Uma síntese das complexidades sociais brasileiras. Assim pode ser definida a região em que atuou a Guerrilha do Araguaia, no sul do estado do Pará, um vasto território marcado pelo trabalho duro, a violência social e outras injustiças típicas de uma sociedade que se desenvolve rompendo uma intricada teia de contradições. Vê-se no rosto de cada camponesa e camponês traços de sobreviventes, de bravos combatentes da vida e do futuro, uma misto de amargura com alegria e esperança, simbolizado na luta por reparações das atrocidades de que foram vítimas, especialmente no começo da década de 1970. Basta puxar assunto para se ouvir uma história mais dramática do que a outra.

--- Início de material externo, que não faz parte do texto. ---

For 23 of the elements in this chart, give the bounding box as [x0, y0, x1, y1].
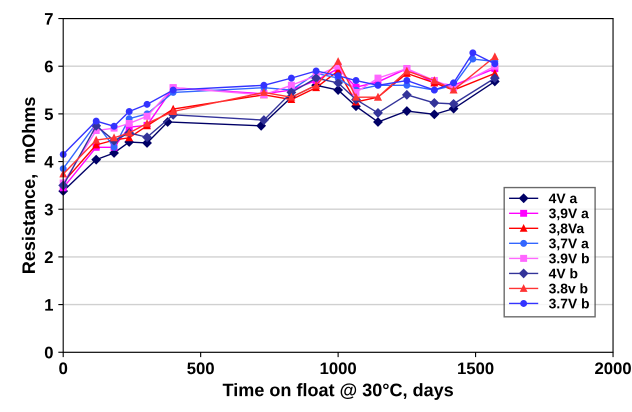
y-axis-title: Resistance, mOhms	[22, 97, 38, 273]
x-tick-label: 1500	[458, 362, 494, 374]
y-tick-label: 2	[44, 251, 53, 263]
x-tick-label: 2000	[595, 362, 631, 374]
x-tick-label: 1000	[320, 362, 356, 374]
y-tick-label: 3	[44, 204, 53, 216]
y-tick-label: 1	[45, 299, 54, 311]
y-tick-label: 6	[44, 60, 53, 72]
y-tick-label: 7	[44, 13, 53, 25]
legend-label: 3,9V a	[548, 208, 589, 220]
x-axis-title: Time on float @ 30°C, days	[222, 383, 453, 400]
legend-label: 3,7V a	[548, 238, 589, 250]
legend-label: 4V b	[548, 268, 578, 278]
y-tick-label: 4	[44, 156, 54, 168]
x-tick-label: 500	[187, 362, 214, 374]
legend-label: 4V a	[548, 194, 578, 204]
legend-label: 3.9V b	[548, 253, 589, 264]
legend-label: 3.8v b	[548, 283, 588, 294]
legend-label: 3.7V b	[548, 298, 589, 308]
y-tick-label: 5	[44, 108, 54, 120]
y-tick-label: 0	[44, 346, 53, 358]
x-tick-label: 0	[59, 362, 68, 374]
legend-label: 3,8Va	[548, 223, 584, 236]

Tudo isso foi, mais uma vez, denunciado e registrado pelo “1º Seminário Nacional de Memória, Anistia e Direitos Humanos do Araguaia”, realizado nos dias 19 e 20 de maio no auditório da Câmara Municipal de Marabá, a cidade polo da região (veja aqui). Passaram pelos microfones do evento parlamentares, pesquisadores, acadêmicos, estudantes, ativistas sociais e representantes de instâncias jurídicas, além de relatos pungentes de camponesas e camponeses. Estes, como os principais agentes daquela história — além dos guerrilheiros —, deram o tom do sentido profundo do evento.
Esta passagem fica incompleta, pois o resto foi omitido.